Unlimited tokens with llm-mlx

I like playing with self-hosted LLMs on Apple hardware through llm-mlx, because it doesn’t require running any additional service (e.g., ollama) and produces tokens faster.

When asking the model for longer outputs (e.g., when requesting a structured JSON conforming to a given schema), the model would sometimes stop in the middle of a sentence (or a data structure), and I could not figure out why. Using the same model through ollama did not have the same problem.

For instance, the output of this prompt, shown below, is clearly truncated:

echo "Write 1000 words about the answer to universe, life and everything" | llm prompt -m mlx-community/gemma-3-12b-it-qat-4bit

Results in this output, clearly truncated mid-sentence:

Click to see full output

# 42: Beyond the Number, Exploring the Answer to Everything

Douglas Adams’ The Hitchhiker’s Guide to the Galaxy famously posits that the answer to the ultimate questions of life, the universe, and everything is 42. It’s a brilliant, absurd, and ultimately profound joke, but the joke itself begs a deeper exploration.

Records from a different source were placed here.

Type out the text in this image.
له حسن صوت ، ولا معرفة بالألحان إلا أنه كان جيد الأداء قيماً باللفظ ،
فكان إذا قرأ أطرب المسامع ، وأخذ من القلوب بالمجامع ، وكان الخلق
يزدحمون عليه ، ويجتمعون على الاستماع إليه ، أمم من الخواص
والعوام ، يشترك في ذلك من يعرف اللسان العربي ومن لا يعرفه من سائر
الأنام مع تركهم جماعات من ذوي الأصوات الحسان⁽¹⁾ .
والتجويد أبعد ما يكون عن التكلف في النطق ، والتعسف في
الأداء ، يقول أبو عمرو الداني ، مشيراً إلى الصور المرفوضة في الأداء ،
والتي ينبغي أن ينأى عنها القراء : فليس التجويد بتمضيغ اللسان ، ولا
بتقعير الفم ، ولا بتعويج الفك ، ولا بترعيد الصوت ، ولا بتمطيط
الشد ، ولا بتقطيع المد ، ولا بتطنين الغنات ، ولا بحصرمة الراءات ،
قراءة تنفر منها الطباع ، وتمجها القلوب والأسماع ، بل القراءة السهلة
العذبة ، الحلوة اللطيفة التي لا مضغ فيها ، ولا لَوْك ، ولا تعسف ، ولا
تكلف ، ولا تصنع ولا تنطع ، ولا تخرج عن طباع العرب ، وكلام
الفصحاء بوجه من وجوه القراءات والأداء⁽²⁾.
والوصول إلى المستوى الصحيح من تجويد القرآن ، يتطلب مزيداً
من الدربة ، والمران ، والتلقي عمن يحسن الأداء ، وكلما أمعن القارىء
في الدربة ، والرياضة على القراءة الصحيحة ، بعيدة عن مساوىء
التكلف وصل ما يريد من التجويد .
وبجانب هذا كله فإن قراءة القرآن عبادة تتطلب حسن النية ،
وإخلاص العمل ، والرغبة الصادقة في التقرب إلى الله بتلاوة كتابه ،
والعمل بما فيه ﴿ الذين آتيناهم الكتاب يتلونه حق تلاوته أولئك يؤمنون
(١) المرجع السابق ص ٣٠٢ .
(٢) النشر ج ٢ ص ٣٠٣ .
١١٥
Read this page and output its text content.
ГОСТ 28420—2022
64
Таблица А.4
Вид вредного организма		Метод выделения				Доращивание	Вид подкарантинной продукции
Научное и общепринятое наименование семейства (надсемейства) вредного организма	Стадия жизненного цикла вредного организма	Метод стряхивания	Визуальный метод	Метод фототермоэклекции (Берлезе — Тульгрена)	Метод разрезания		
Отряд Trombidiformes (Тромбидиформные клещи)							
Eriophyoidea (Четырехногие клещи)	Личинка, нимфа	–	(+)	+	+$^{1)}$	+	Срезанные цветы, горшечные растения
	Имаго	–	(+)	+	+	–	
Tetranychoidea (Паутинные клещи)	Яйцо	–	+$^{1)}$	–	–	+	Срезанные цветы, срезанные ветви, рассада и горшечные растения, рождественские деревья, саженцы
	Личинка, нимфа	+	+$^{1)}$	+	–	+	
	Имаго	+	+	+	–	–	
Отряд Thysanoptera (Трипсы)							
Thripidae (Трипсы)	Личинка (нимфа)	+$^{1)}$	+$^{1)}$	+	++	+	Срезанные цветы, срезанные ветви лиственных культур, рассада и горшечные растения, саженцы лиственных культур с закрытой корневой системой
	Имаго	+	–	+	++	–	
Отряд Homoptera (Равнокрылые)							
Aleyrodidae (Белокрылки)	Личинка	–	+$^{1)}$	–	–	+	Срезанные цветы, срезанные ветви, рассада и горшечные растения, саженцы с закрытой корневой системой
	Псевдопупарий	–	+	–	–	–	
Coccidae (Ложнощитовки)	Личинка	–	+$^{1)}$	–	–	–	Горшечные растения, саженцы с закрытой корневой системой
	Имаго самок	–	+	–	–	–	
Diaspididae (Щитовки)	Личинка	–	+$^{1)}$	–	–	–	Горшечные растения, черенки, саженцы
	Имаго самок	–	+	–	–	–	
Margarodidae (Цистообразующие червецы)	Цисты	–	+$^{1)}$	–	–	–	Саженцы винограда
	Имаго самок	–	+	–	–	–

While the number itself holds little inherent meaning within the narrative, the quest to find it, and the subsequent disappointment when it’s revealed as a seemingly random digit, speaks volumes about humanity’s persistent search for meaning in a vast and often baffling cosmos. Let’s unpack the joke, the number’s cultural impact, and, most importantly, what the pursuit of “the answer” might actually reveal about our understanding of the universe, life, and everything.

The Absurdity of a Definitive Answer

The brilliance of Adams’ joke lies in its dismantling of the very notion of a singular, definitive answer. Humans, throughout history, have sought grand unifying theories – philosophical systems, religious doctrines, scientific models – that promise to explain everything. We crave order, predictability, and a sense of control in a universe that often feels chaotic and indifferent to our existence. The supercomputer Deep Thought, tasked with calculating the Answer to the Ultimate Question, spends seven and a half million years crunching numbers, only to deliver a number devoid of context.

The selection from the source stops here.